I will split some this weekend and post another pic or two. The upper part of the tree had smoother bark than the base. Even though the tree was dead, it is very heavy and seems to be holding lots of water. Guess I will put it in the shoulder season pile if poplar.
That stuff is American Elm. Poplars don't have that stringy stuff under the bark, and Locust bark will have deeper furrows when matured to that size. We took down 3 Am. Elms this spring when the elm seed bugs invaded Idaho, and the wood in those pics matches perfectly. Ours were mostly dead too, and they still held a TON of water, and were very heavy, and the heart wood is a dead ringer.
Not Elm. Elm would have a darker color to the wood, and the wood would probably be very stringy. This wood seems to split cleanly. This is Bigtooth Aspen, which has appeared in several recent :name that wood" threads. The bark is dead-on for Bigtooth Aspen, including the orange color and stringiness to the inner bark. Aspen has light colored wood like the pictures show. If this was a dead tree some initial decomposition would explain the colors in the wood. A healthy live Bigtooth Aspen would have white wood.
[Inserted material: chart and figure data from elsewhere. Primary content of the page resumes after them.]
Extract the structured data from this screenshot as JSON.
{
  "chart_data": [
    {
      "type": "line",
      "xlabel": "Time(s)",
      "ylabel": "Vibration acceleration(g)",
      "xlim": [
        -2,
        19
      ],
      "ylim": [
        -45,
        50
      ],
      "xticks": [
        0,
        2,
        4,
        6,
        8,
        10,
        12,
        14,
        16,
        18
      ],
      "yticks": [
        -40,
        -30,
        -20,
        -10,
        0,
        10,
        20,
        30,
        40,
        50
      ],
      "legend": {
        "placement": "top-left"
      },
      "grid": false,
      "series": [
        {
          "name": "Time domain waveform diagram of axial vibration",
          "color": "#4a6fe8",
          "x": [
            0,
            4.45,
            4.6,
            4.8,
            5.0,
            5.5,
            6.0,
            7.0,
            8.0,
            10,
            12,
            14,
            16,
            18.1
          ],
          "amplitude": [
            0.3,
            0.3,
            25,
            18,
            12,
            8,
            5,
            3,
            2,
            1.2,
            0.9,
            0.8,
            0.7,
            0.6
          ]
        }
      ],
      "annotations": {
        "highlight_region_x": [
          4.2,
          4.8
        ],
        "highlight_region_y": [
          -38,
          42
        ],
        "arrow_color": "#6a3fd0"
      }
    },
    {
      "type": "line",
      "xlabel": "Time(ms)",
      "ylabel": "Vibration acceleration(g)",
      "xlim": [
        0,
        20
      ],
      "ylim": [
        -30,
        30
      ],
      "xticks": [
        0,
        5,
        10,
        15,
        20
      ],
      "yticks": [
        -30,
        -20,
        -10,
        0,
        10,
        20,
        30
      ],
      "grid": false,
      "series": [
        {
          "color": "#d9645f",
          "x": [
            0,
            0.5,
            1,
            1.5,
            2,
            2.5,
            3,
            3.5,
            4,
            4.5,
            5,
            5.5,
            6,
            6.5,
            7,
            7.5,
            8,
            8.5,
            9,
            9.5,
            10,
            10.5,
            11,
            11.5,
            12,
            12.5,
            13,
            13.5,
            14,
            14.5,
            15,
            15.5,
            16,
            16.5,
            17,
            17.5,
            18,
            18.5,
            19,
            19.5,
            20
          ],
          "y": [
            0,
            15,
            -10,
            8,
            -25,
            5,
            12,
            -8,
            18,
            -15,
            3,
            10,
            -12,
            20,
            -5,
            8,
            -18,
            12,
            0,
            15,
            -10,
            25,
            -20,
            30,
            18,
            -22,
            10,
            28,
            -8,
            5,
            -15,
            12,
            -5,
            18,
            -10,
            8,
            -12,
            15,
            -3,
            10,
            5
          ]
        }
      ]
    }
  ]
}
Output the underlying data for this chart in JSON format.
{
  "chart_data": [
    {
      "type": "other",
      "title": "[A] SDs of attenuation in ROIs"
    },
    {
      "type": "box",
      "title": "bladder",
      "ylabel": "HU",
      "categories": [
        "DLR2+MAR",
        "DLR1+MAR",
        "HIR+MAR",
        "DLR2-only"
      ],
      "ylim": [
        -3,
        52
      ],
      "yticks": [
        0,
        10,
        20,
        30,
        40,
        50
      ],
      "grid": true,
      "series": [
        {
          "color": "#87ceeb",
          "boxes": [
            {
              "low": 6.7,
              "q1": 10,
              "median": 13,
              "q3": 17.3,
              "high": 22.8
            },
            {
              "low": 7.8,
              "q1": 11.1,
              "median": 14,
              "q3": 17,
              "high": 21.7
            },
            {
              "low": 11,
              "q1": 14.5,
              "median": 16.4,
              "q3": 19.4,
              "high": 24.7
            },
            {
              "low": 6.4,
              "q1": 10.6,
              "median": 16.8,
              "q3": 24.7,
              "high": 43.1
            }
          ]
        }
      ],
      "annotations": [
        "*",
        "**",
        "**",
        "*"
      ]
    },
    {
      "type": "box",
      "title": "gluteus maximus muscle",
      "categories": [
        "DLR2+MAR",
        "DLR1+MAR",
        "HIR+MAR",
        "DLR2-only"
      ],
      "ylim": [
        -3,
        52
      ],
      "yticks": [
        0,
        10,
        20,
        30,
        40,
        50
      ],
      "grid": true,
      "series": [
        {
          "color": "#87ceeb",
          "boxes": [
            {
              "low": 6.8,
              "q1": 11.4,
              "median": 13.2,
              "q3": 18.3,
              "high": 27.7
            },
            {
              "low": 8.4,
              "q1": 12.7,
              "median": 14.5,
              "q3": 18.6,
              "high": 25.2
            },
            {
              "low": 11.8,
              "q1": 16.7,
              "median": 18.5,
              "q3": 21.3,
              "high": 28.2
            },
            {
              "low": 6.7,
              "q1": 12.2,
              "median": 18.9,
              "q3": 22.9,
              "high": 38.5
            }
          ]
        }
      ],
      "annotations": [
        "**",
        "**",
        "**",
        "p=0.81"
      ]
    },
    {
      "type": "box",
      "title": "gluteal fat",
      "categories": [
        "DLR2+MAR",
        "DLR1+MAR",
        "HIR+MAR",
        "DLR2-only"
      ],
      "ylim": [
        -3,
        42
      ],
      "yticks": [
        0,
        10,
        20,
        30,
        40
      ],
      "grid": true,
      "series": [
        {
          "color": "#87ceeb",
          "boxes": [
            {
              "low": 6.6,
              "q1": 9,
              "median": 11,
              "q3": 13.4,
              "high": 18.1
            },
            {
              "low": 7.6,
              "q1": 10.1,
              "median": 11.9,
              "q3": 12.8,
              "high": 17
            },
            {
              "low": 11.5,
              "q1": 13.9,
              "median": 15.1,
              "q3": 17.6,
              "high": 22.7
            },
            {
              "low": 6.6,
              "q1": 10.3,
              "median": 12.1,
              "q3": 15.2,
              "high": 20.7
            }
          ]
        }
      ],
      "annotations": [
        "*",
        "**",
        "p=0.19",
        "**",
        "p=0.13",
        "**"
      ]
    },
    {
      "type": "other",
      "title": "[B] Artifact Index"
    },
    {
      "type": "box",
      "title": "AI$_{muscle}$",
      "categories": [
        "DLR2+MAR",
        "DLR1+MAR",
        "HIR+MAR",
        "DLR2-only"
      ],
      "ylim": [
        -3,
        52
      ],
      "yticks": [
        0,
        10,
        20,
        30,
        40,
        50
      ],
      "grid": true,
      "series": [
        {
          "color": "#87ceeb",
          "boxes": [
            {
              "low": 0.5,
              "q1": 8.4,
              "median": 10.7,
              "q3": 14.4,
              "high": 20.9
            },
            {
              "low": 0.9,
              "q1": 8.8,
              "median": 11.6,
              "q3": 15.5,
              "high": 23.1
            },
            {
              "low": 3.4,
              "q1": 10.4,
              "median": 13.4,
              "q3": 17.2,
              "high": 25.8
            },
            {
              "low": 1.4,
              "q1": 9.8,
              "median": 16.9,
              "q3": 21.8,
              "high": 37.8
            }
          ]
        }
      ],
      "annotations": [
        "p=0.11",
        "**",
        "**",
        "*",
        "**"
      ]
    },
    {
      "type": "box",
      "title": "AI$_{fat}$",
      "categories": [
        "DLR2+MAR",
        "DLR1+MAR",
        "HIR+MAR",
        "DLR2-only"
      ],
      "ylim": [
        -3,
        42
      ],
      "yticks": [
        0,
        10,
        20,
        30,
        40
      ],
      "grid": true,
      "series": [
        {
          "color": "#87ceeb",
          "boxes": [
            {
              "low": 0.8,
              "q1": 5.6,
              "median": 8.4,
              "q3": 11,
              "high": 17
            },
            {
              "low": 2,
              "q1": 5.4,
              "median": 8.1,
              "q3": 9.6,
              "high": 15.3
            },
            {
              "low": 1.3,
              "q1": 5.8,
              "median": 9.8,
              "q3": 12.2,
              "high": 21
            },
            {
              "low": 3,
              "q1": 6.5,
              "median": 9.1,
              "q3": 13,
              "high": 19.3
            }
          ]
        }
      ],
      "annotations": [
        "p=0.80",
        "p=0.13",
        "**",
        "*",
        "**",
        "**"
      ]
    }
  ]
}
Not Elm. Elm would have a darker color to the wood, and the wood would probably be very stringy. This wood seems to split cleanly. This is Bigtooth Aspen, which has appeared in several recent :name that wood" threads. The bark is dead-on for Bigtooth Aspen, including the orange color and stringiness to the inner bark. Aspen has light colored wood like the pictures show. If this was a dead tree some initial decomposition would explain the colors in the wood. A healthy live Bigtooth Aspen would have white wood.